We can calculate the permutation of the constant size set the place we only take a special wide variety of each aspect permutation. Let’s apprehend the following example.

Example –

``````from itertools import permutations
seq = permutations(['H', 'e', 'l', 'l', 'o'], 3)
for p in list(seq):
print(p)
``````

Output:

``````('H', 'e')
('H', 'l')
('H', 'l')
('H', 'o')
('e', 'H')
('e', 'l')
('e', 'l')
('e', 'o')
('l', 'H')
('l', 'e')
('l', 'l')
('l', 'o')
('l', 'H')
('l', 'e')
('l', 'l')
('l', 'o')
('o', 'H')
('o', 'e')
('o', 'l')
('o', 'l')``````

In the above code, we have calculated the fixed permutation with the aid of passing length as two.

## Combination of String

Combination is a collection of the factor where the order doesn’t matter. Python itertools module affords the combination() approach to calculate the aggregate of given data. We can calculate the aggregate of a string. Let’s understand the following example.

Example –

``````import itertools

seq = "ABC"

com_seq = itertools.combinations(seq, 2)

for c in com_seq:
print(c)
``````

Output:

``````('A', 'B')
('A', 'C')
('B', 'C')``````

## Combination with Replacement

The itertools module consists of some other approach known as combination_with_replacement() which takes underneath consideration the mixture of a quantity itself as well. Let’s apprehend its example.

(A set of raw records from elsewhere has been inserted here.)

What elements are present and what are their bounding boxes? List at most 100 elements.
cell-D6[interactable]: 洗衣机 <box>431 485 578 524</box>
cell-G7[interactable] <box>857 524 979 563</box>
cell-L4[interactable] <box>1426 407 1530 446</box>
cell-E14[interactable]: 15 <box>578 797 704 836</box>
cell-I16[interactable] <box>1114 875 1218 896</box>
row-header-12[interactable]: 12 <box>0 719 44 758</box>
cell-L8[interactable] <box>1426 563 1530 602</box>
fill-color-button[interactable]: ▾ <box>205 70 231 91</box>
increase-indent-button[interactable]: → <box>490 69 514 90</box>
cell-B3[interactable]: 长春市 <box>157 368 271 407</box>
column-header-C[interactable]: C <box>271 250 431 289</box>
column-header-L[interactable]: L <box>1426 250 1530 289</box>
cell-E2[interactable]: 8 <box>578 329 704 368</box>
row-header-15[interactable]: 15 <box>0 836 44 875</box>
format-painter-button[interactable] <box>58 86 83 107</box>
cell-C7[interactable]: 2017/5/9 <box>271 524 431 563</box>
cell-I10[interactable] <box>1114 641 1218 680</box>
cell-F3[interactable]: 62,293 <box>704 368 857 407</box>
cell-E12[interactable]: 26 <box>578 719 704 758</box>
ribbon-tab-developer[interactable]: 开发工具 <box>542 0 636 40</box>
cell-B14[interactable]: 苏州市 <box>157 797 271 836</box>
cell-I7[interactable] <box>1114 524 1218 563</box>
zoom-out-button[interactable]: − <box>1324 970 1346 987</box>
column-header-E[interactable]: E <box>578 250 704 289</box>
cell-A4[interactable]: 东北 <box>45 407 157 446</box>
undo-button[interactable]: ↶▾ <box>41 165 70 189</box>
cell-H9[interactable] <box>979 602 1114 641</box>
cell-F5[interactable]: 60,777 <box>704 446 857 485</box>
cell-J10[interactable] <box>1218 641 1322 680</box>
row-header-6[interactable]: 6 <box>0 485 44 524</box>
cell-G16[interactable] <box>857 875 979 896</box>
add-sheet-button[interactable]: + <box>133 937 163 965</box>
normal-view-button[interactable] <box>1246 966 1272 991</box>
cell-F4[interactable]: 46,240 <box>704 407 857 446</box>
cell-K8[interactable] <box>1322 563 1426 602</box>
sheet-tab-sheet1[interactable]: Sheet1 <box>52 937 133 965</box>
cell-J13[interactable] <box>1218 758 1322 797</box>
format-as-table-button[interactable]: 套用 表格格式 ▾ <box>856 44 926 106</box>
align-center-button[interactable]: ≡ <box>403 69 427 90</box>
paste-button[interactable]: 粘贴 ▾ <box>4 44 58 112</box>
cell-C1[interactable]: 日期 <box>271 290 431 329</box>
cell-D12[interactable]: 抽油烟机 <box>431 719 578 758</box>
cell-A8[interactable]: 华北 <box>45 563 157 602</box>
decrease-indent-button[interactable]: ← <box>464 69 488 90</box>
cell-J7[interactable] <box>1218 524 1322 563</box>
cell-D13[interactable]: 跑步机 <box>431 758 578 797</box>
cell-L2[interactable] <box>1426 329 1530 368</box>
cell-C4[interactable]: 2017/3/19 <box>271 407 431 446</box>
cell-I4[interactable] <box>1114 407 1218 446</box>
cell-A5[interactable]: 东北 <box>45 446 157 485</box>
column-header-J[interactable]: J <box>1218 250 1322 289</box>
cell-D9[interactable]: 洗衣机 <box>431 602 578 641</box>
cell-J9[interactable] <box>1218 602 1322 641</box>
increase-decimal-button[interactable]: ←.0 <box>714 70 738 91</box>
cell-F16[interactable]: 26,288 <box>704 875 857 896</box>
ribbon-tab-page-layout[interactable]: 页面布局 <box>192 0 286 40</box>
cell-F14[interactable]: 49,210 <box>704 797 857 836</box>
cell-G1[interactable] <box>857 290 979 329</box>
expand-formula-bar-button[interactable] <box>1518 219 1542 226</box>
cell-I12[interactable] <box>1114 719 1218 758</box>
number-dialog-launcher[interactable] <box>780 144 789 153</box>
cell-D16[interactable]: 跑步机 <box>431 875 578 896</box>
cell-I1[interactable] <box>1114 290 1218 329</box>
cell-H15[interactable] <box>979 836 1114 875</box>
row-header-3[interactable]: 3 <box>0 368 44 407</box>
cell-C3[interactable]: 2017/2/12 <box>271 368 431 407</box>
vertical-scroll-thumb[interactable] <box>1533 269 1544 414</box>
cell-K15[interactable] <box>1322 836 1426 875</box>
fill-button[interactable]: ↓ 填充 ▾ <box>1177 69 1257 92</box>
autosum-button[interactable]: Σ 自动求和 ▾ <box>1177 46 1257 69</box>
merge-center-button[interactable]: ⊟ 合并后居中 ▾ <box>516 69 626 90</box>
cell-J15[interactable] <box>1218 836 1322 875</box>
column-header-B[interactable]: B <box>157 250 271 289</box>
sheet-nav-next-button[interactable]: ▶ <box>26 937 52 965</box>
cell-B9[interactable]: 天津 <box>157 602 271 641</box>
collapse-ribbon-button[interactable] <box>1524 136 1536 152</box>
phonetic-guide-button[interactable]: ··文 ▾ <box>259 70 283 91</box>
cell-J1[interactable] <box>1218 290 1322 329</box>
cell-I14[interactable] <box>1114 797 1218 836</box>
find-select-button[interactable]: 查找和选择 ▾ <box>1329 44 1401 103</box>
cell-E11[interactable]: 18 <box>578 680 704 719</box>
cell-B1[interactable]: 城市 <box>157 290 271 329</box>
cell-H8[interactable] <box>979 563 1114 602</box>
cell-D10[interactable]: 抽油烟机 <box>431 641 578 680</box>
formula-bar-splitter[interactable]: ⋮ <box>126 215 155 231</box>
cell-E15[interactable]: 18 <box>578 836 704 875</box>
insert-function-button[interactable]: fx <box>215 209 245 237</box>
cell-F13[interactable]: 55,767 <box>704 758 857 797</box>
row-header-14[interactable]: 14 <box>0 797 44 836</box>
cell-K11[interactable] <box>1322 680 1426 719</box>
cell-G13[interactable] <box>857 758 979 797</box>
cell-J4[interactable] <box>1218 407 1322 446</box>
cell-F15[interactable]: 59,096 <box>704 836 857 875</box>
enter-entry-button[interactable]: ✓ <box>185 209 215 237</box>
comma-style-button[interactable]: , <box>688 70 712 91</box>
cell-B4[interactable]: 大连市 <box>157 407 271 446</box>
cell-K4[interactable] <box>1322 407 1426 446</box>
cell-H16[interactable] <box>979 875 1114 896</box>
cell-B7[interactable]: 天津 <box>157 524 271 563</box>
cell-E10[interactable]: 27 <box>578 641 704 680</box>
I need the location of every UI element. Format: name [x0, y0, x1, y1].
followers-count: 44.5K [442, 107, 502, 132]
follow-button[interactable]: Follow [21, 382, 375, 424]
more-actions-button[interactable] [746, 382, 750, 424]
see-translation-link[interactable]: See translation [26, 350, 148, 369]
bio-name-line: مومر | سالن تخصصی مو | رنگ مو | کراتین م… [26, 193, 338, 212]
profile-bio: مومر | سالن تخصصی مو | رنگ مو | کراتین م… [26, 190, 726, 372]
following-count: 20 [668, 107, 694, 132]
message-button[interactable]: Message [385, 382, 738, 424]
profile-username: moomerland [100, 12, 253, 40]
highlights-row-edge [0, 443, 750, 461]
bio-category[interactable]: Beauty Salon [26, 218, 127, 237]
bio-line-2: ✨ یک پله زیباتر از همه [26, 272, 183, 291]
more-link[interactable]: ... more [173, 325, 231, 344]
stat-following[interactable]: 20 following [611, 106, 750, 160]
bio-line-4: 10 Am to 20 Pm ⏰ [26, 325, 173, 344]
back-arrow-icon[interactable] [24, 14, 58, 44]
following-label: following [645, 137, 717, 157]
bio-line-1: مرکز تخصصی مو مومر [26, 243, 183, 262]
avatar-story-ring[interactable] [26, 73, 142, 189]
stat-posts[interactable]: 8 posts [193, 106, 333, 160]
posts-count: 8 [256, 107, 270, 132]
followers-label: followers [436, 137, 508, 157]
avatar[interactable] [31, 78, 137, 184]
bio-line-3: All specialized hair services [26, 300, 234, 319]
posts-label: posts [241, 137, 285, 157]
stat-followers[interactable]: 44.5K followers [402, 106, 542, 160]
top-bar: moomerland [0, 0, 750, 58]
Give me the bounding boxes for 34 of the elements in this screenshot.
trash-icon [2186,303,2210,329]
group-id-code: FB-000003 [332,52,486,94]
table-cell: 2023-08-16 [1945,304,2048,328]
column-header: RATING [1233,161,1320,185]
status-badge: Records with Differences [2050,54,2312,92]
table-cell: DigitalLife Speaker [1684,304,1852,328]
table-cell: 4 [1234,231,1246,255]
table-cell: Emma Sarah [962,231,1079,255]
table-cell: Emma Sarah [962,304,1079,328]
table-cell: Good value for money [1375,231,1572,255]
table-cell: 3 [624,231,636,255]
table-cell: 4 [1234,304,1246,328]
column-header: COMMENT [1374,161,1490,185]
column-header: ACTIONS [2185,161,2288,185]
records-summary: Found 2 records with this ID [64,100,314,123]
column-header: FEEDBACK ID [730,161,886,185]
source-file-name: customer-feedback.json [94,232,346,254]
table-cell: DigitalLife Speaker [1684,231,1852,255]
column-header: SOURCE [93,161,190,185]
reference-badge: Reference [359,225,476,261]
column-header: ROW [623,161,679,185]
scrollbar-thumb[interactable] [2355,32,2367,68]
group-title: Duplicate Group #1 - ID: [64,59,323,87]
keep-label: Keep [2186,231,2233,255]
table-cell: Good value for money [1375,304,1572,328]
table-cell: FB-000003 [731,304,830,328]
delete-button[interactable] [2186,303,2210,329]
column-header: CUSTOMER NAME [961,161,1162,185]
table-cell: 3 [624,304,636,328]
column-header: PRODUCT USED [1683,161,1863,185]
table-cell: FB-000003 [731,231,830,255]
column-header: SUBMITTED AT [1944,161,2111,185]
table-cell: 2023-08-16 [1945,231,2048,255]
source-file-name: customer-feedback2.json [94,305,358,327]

Combination of Numeric Set

``````from itertools import combinations_with_replacement

com = combinations_with_replacement(['J', 'a', 'v', 'a', 't', 'p', 'o', 'i', 'n', 't'], 2)
#Print the list of combinations

for c in list(com):
print(c)
``````

Output:

``````('J', 'J')
('J', 'a')
('J', 'v')
('J', 'a')
('J', 't')
('J', 'p')
('J', 'o')
('J', 'i')
('J', 'n')
('J', 't')
('a', 'a')
('a', 'v')
('a', 'a')
('a', 't')
('a', 'p')
('a', 'o')
('a', 'i')
('a', 'n')
('a', 't')
('v', 'v')
('v', 'a')
('v', 't')
('v', 'p')
('v', 'o')
('v', 'i')
('v', 'n')
('v', 't')
('a', 'a')
('a', 't')
('a', 'p')
('a', 'o')
('a', 'i')
('a', 'n')
('a', 't')
('t', 't')
('t', 'p')
('t', 'o')
('t', 'i')
('t', 'n')
('t', 't')
('p', 'p')
('p', 'o')
('p', 'i')
('p', 'n')
('p', 't')
('o', 'o')
('o', 'i')
('o', 'n')
('o', 't')
('i', 'i')
('i', 'n')
('i', 't')
('n', 'n')
('n', 't')
('t', 't')``````

## Combination of Numeric Set

If the given input is in the sorted order, the combination tuples will be returned in sorted order. Let’s recognize the following example.

Example –

``````import itertools
v = [1, 2, 3, 4]

com_seq = itertools.combinations_with_replacement(v, 3)

for i in com_seq:
print(i)
``````

Output:

``````(1, 1, 1)
(1, 1, 2)
(1, 1, 3)
(1, 1, 4)
(1, 2, 2)
(1, 2, 3)
(1, 2, 4)
(1, 3, 3)
(1, 3, 4)
(1, 4, 4)
(2, 2, 2)
(2, 2, 3)
(2, 2, 4)
(2, 3, 3)
(2, 3, 4)
(2, 4, 4)
(3, 3, 3)
(3, 3, 4)
(3, 4, 4)
(4, 4, 4)``````

In this tutorial, we have mentioned the itertools module to locate the permutation and combination of the given statistics using the Python script.